The phrase is still in colloquial use to describe a negative act or shady business dealings, but the racial implications are seen as not only inaccurate but offensive, especially by Native Americans.

The phrase originated, according to researcher David Wilton, in a cultural misunderstanding that arose when Europeans first encountered Native Americans on arriving in North America in the 15th century. Europeans thought they were receiving gifts from Native Americans, while the Native Americans believed they were engaged in what was known to Europeans as bartering; this resulted in the Native Americans finding European behaviour ungenerous and insulting.

The phrase was first noted in 1765 by Thomas Hutchinson, who characterized an Indian gift as "a present for which an equivalent return is expected," which suggests that the phrase originally referred to a simple exchange of gifts.
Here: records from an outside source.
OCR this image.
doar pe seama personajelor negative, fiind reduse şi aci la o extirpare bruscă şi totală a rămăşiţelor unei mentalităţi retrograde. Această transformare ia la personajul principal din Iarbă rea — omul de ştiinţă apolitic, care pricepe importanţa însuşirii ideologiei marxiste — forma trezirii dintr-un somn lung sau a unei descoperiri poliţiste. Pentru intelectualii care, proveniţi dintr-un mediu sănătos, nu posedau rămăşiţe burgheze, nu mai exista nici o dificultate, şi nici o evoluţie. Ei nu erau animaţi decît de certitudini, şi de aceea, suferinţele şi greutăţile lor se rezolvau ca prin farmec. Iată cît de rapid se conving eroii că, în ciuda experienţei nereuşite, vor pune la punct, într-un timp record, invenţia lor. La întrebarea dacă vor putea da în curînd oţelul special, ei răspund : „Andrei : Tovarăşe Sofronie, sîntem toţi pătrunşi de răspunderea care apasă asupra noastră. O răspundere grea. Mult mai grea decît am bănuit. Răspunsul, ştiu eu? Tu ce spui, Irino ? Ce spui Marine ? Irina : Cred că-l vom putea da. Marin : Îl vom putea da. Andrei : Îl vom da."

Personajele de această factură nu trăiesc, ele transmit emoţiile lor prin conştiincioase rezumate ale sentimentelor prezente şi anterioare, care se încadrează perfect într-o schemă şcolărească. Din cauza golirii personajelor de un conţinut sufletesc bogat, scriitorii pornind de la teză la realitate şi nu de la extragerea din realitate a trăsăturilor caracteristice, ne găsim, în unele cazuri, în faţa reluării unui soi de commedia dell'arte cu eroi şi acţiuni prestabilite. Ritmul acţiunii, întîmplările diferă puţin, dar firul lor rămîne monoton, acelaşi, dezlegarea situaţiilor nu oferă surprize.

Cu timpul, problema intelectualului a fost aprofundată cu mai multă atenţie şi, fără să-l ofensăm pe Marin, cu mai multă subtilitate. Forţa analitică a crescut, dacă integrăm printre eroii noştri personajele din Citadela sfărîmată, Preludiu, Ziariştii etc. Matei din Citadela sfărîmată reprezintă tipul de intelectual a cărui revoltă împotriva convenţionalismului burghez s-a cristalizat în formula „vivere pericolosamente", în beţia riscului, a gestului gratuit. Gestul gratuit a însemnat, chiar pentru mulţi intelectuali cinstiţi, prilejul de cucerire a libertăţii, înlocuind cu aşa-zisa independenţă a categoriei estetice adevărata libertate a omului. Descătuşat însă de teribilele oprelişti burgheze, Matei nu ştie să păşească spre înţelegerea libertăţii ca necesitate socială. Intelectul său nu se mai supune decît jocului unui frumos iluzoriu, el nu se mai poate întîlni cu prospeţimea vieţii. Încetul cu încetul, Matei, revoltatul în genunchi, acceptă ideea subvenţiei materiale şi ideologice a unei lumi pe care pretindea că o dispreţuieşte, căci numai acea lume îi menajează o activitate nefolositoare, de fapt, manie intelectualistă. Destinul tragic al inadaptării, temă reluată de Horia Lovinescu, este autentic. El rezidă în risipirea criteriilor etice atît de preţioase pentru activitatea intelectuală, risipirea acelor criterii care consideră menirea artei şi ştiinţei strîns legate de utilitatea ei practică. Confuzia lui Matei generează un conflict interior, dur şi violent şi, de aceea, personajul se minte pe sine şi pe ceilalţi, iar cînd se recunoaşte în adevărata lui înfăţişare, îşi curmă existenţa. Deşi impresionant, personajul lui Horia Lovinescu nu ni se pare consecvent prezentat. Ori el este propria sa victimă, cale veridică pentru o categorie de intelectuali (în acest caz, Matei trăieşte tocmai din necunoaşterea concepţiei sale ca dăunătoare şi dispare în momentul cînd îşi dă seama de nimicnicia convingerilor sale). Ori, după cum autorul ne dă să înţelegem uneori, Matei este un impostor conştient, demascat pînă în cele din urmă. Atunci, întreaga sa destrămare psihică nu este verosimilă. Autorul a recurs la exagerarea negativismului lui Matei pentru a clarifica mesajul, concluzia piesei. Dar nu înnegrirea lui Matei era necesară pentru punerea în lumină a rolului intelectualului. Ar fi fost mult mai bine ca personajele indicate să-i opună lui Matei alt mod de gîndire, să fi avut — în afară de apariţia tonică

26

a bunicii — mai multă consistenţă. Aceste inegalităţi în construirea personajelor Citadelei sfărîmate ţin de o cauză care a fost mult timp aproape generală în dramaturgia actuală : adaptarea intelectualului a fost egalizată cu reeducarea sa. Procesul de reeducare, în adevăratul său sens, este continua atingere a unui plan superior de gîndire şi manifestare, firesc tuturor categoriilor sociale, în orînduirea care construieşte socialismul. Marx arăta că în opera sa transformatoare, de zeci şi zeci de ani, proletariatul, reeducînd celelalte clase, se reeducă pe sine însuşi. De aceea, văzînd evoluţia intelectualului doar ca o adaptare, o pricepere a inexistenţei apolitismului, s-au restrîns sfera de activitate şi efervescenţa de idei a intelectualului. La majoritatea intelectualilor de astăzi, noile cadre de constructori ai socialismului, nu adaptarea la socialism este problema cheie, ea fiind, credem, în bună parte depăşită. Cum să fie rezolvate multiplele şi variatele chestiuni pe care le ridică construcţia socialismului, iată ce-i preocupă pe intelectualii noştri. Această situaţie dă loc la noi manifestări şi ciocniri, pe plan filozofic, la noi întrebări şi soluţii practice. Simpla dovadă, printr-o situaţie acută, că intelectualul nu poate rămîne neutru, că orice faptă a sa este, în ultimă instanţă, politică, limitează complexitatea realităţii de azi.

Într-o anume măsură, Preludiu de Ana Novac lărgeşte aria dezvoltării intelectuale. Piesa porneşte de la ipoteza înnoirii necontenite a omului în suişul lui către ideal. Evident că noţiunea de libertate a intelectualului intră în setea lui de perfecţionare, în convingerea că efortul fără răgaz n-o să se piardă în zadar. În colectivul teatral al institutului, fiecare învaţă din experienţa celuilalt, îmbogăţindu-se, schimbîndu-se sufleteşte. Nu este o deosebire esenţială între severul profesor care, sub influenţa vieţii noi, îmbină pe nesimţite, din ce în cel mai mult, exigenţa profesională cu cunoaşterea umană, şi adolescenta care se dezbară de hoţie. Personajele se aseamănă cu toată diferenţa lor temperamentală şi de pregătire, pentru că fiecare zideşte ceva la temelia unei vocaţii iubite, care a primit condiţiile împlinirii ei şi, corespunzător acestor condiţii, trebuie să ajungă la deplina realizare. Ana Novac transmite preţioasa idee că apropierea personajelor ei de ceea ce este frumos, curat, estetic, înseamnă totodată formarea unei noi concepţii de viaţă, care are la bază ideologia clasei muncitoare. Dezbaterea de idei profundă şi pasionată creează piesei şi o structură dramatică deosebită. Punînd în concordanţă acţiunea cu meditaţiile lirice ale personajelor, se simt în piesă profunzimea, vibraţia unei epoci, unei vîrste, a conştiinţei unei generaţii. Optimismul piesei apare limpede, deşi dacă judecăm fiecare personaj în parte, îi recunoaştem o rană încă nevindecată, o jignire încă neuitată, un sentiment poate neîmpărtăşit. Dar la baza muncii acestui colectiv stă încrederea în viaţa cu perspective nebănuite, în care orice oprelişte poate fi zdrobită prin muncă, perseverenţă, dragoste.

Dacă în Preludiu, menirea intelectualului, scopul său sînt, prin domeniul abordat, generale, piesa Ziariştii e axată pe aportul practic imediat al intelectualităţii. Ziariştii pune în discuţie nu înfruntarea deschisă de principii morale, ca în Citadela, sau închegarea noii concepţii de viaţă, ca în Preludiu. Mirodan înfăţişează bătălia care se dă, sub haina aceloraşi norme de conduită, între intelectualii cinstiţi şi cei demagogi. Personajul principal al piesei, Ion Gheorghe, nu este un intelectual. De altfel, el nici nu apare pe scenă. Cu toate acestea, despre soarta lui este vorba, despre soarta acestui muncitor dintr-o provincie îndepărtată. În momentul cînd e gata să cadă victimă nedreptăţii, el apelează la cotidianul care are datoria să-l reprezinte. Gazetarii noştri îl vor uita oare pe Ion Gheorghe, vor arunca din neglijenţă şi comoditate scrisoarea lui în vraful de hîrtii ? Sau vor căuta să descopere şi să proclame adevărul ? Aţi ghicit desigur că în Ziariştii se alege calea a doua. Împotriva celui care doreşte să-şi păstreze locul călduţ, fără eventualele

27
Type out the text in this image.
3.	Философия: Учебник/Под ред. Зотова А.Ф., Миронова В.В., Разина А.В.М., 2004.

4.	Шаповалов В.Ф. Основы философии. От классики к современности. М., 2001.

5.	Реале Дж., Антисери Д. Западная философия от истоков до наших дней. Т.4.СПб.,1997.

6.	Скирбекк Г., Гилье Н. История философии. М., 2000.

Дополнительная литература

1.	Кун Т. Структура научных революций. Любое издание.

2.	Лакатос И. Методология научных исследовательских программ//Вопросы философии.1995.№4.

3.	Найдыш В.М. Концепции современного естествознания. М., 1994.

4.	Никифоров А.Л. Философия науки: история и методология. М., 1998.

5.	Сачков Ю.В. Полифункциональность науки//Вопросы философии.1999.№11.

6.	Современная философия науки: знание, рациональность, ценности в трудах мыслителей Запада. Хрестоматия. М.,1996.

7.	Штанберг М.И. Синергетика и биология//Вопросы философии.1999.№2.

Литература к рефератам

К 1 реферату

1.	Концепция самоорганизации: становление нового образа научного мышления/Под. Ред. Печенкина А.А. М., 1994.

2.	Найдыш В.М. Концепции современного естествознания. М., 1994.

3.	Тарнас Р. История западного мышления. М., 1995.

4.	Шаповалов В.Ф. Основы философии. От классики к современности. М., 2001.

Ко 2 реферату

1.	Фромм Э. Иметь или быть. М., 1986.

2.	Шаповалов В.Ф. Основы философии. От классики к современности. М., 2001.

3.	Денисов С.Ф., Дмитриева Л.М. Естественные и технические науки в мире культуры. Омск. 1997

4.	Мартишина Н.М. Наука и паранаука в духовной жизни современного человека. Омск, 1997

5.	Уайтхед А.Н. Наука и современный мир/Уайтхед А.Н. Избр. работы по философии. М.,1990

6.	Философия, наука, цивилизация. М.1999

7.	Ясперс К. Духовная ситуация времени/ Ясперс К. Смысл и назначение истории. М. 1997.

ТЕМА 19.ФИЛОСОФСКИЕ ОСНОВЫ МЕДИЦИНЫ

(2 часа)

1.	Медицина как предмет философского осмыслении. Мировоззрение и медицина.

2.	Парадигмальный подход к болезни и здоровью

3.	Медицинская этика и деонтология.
In 1860, however, in John Russell Bartlett's Dictionary of Americanisms, Bartlett said the phrase was being used by children in New York to mean "one who gives a present and then takes it back."

As recently as 1979, the phrase was used in mainstream media publications, but in the 1997 book The Color of Words: An Encyclopaedic Dictionary of Ethnic Bias in the United States, writer and editor Philip H. Herbst says that although the phrase is often used innocently by children, it may be interpreted as offensive, and The Copyeditor's Handbook (1999) describes it as objectionable.